В машине «скорой помощи» полный шухер. Мне делают уколы. Я за свою жизнь много игл перевидал, но не таких длинных, как та, что они приготовили. Это, наверное, для сердца А для чего еще, думаю. Зачем впрыскивать желтоватую жидкость в легкие? Наверное, для сердца Пена больше не идет, но тело сотрясается, и надо мной в ускоренном темпе выкрикивают иностранные слова, сокращения.

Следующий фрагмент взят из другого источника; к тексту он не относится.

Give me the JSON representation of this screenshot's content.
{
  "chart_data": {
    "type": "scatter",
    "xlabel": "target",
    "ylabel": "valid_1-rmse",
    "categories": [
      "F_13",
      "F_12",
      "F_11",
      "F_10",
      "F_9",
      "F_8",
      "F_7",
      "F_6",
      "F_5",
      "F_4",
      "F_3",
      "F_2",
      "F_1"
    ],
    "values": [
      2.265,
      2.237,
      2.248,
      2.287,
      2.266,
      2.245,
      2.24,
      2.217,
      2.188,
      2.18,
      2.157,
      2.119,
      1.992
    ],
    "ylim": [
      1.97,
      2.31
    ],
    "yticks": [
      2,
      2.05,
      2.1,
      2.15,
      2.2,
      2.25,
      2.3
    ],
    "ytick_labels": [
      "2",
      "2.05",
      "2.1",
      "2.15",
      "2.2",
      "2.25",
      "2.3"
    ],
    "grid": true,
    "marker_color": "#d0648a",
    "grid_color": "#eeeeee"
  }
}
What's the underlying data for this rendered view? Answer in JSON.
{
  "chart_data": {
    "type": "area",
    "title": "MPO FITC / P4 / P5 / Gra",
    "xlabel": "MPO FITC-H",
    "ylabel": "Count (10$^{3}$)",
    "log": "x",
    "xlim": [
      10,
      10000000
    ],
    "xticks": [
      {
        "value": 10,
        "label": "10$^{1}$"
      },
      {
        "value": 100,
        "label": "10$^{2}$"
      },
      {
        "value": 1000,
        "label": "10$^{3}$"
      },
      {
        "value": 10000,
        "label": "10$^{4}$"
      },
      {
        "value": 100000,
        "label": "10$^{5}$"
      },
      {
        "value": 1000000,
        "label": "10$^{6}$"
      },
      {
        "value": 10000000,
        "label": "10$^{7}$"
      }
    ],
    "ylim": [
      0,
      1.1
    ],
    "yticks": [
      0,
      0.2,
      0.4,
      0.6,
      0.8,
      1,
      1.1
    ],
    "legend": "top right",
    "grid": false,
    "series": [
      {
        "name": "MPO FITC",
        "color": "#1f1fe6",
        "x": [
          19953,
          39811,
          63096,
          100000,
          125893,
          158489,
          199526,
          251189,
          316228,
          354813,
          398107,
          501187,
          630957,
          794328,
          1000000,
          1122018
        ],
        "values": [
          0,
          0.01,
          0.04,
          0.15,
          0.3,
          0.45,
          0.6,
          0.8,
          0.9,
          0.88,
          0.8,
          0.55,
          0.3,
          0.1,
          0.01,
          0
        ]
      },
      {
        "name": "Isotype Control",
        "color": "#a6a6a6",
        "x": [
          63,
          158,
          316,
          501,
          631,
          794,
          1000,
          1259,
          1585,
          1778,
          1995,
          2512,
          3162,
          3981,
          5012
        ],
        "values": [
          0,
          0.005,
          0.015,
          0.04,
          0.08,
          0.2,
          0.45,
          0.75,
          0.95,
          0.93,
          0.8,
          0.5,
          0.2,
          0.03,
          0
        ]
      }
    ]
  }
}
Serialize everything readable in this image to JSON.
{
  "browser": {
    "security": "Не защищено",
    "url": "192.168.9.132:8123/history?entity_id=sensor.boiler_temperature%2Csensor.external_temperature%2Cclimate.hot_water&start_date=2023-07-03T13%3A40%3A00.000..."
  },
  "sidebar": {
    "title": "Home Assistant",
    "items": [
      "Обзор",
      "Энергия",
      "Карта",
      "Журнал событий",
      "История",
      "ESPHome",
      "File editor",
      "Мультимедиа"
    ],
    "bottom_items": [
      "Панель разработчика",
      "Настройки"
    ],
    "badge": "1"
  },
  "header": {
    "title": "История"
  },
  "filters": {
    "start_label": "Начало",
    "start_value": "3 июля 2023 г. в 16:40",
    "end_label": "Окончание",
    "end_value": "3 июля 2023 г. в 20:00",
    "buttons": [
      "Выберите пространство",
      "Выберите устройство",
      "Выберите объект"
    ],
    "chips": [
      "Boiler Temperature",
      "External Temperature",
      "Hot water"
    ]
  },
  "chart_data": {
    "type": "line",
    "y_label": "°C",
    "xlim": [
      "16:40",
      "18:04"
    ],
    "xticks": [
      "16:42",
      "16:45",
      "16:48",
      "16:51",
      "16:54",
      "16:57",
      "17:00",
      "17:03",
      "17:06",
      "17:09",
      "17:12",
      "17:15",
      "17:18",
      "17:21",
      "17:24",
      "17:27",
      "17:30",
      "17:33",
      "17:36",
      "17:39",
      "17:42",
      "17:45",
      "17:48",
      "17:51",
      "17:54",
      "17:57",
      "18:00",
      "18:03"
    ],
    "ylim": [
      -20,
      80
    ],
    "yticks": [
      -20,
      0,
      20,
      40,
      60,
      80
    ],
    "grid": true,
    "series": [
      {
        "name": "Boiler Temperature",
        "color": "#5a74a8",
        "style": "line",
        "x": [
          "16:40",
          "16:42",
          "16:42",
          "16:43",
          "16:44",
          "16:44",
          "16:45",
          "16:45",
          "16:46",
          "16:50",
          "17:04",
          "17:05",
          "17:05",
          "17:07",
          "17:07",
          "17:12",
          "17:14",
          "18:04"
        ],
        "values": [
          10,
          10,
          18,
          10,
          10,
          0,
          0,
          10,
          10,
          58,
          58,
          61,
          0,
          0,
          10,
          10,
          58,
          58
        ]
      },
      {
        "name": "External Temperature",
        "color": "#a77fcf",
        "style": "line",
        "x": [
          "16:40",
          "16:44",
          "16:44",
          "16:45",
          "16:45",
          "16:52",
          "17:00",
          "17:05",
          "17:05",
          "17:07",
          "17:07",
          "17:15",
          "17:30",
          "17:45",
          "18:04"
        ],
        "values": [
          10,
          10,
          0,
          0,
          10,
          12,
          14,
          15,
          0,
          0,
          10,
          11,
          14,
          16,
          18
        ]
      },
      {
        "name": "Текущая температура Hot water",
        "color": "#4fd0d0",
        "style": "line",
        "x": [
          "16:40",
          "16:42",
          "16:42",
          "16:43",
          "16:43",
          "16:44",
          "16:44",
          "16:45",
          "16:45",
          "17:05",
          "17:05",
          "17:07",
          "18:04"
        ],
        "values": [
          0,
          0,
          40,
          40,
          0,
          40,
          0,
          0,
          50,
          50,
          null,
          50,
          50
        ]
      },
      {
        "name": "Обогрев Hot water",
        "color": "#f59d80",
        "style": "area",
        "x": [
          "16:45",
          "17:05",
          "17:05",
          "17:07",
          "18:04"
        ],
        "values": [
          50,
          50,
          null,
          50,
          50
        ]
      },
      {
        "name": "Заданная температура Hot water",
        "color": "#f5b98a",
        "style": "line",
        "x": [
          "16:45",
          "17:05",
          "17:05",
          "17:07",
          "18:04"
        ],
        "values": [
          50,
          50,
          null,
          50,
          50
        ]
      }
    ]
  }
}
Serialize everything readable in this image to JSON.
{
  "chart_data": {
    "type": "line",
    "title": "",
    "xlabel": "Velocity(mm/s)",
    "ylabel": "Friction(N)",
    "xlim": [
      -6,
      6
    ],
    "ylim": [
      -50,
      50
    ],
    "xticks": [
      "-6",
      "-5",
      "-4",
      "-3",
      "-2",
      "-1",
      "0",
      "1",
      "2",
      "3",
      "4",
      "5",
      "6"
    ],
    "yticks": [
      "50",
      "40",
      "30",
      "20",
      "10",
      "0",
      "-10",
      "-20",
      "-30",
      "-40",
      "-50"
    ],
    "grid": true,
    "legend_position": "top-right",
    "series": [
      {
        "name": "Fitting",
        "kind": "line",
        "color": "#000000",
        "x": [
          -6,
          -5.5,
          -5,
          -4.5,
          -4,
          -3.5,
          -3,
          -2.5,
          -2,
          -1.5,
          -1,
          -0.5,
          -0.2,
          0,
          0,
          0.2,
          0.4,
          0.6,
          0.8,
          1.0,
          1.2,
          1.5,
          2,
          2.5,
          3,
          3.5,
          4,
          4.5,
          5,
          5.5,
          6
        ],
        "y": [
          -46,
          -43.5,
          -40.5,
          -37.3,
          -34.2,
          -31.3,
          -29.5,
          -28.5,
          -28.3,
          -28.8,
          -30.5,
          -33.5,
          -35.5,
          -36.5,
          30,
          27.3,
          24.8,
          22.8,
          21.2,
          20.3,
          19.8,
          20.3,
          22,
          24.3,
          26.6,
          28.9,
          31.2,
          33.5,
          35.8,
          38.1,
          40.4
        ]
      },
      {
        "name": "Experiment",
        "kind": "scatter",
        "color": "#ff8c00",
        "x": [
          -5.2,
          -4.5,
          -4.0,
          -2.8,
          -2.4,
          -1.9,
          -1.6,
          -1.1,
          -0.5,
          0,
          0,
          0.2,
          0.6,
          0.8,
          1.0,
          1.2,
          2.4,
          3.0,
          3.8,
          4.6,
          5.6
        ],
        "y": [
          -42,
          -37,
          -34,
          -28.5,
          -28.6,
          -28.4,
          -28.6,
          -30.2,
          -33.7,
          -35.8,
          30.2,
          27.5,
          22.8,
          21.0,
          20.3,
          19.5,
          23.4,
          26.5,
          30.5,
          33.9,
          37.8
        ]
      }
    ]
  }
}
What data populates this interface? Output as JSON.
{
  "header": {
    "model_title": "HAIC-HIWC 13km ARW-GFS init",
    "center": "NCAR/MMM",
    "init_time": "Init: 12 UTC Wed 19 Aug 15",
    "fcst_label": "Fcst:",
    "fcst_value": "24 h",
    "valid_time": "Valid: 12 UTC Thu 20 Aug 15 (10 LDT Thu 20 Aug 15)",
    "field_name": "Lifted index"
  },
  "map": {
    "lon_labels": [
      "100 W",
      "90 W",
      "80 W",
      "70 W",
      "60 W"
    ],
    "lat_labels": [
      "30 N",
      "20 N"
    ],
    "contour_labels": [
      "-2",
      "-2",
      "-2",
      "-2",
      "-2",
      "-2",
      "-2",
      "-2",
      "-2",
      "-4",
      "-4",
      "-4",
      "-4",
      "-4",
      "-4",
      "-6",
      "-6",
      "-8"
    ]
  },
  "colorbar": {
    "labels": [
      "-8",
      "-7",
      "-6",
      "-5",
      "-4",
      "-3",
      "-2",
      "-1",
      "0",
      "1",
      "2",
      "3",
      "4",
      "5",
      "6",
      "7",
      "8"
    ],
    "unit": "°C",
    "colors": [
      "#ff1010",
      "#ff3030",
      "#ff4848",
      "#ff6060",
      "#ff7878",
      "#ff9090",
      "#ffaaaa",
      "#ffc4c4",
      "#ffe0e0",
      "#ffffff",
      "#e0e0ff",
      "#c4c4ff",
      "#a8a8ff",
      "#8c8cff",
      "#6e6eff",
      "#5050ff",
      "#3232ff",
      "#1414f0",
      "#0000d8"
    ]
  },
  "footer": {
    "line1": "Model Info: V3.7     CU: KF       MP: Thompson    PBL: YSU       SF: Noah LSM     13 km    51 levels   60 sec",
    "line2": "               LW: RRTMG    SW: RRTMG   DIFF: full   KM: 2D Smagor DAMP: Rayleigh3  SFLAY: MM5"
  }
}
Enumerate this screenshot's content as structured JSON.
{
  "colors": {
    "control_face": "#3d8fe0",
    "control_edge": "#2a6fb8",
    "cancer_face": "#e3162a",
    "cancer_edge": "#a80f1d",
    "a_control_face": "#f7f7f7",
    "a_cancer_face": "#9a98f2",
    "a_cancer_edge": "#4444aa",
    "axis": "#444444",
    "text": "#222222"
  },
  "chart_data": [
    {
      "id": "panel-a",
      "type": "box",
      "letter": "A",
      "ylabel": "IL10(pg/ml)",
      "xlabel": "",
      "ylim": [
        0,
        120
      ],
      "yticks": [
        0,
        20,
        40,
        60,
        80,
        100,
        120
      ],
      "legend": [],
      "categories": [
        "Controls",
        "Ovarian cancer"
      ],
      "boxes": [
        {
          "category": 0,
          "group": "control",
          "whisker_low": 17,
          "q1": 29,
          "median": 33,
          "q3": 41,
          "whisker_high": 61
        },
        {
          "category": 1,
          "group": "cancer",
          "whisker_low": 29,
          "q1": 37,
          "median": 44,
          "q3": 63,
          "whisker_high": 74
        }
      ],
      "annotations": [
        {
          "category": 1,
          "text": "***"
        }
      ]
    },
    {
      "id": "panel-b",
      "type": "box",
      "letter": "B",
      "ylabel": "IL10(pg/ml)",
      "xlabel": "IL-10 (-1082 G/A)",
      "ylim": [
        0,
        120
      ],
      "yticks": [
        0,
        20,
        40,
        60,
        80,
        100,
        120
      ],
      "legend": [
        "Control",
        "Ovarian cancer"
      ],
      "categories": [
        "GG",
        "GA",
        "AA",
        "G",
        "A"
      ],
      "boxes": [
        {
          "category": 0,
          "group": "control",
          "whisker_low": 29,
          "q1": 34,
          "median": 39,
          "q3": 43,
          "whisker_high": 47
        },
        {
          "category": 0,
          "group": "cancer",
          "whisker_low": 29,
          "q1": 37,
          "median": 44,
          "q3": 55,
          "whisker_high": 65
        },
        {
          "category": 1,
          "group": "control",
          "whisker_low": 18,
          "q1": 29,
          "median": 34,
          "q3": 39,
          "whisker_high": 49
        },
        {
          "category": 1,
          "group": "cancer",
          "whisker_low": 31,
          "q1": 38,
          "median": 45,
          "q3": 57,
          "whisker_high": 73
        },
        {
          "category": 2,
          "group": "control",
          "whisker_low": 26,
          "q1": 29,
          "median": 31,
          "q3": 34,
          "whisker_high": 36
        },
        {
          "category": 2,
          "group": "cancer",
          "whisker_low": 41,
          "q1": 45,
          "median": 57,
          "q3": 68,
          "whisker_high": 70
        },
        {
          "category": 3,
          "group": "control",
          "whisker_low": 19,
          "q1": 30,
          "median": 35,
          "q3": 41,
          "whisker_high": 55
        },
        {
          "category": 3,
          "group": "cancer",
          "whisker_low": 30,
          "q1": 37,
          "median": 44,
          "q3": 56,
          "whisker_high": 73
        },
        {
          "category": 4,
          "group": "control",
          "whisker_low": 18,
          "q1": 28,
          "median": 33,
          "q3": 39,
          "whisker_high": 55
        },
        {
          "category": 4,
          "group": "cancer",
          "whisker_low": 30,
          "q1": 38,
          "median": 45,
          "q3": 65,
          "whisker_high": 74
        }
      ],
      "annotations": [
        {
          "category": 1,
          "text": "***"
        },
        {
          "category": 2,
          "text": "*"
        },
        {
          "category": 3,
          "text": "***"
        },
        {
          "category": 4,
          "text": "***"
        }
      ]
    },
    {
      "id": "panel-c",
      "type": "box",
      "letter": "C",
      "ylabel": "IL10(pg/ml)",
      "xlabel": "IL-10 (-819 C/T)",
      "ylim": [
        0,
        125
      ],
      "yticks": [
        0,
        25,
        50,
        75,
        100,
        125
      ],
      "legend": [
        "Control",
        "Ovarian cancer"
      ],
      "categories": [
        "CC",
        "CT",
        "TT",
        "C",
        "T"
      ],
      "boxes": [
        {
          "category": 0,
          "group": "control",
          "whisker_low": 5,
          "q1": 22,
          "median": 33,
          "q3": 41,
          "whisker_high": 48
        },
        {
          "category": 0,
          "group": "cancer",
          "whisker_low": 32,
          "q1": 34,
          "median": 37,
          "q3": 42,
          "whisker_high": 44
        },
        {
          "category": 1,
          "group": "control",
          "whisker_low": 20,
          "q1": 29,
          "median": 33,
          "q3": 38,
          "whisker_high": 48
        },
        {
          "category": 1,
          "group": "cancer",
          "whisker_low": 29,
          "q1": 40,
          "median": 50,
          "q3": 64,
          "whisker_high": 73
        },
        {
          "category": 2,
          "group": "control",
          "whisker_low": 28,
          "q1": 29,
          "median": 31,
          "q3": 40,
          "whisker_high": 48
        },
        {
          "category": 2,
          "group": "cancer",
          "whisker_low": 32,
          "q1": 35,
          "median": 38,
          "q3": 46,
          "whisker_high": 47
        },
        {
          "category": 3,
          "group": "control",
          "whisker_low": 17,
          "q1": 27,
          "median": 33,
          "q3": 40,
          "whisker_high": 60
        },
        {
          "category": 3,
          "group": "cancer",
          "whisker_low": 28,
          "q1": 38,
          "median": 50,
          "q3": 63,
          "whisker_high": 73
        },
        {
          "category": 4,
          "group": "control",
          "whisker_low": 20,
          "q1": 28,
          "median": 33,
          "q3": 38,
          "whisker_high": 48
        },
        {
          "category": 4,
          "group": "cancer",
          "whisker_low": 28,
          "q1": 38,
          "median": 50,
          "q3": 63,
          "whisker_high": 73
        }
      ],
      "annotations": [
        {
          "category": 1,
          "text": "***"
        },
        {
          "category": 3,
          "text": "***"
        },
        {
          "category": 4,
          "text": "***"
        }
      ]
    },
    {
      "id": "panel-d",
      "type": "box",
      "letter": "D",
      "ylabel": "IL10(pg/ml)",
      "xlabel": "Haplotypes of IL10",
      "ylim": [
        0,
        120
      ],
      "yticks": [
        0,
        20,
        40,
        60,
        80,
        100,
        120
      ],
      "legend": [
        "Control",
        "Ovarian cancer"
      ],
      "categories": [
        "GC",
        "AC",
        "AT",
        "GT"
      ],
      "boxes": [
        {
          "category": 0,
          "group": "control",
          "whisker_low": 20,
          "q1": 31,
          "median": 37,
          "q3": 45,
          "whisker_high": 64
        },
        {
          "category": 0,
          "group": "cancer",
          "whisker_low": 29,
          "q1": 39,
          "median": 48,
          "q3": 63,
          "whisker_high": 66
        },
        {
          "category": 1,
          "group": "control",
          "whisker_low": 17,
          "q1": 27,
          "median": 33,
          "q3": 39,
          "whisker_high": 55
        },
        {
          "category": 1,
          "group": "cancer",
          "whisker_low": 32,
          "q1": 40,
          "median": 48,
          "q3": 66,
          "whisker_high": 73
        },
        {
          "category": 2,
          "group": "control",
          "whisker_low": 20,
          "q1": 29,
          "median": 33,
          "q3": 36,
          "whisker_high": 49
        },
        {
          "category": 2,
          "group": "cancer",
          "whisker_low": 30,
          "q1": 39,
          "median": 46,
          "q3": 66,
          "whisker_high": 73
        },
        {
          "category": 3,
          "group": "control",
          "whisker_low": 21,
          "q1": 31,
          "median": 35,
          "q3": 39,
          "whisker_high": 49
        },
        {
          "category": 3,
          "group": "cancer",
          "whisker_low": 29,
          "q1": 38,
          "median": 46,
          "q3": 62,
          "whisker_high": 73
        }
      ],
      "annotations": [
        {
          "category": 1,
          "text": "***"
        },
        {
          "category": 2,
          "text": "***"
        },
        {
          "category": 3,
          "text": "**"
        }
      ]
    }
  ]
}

Они так быстро движутся в этом крошечном пространстве. Два человека, они разговаривают со мной, говорят, чтобы я на них смотрел, но это непросто, машина едет, я уже сам не могу удерживать голову, она болтается из стороны в сторону. Может, это мои последние минуты. А может, у меня даже и минуты нет. Я бы хотел объяснить врачам, поговорить с ними, сказать, что не надо так стараться. Что это не важно. Я не первый и не последний джанки, погибающий от пере-доза на этой неделе. Не стою их стараний. Потому что это — конец. Похоже, это последнее мое ясное мгновение, теперь я знаю, что все кончено. Они заберут Мартина. Мартина у меня отнимут, он больше не будет моим. И больше не будет сыра «Гавайи». Космических кораблей. Мультфильмов. Псов с лазерными пистолетами.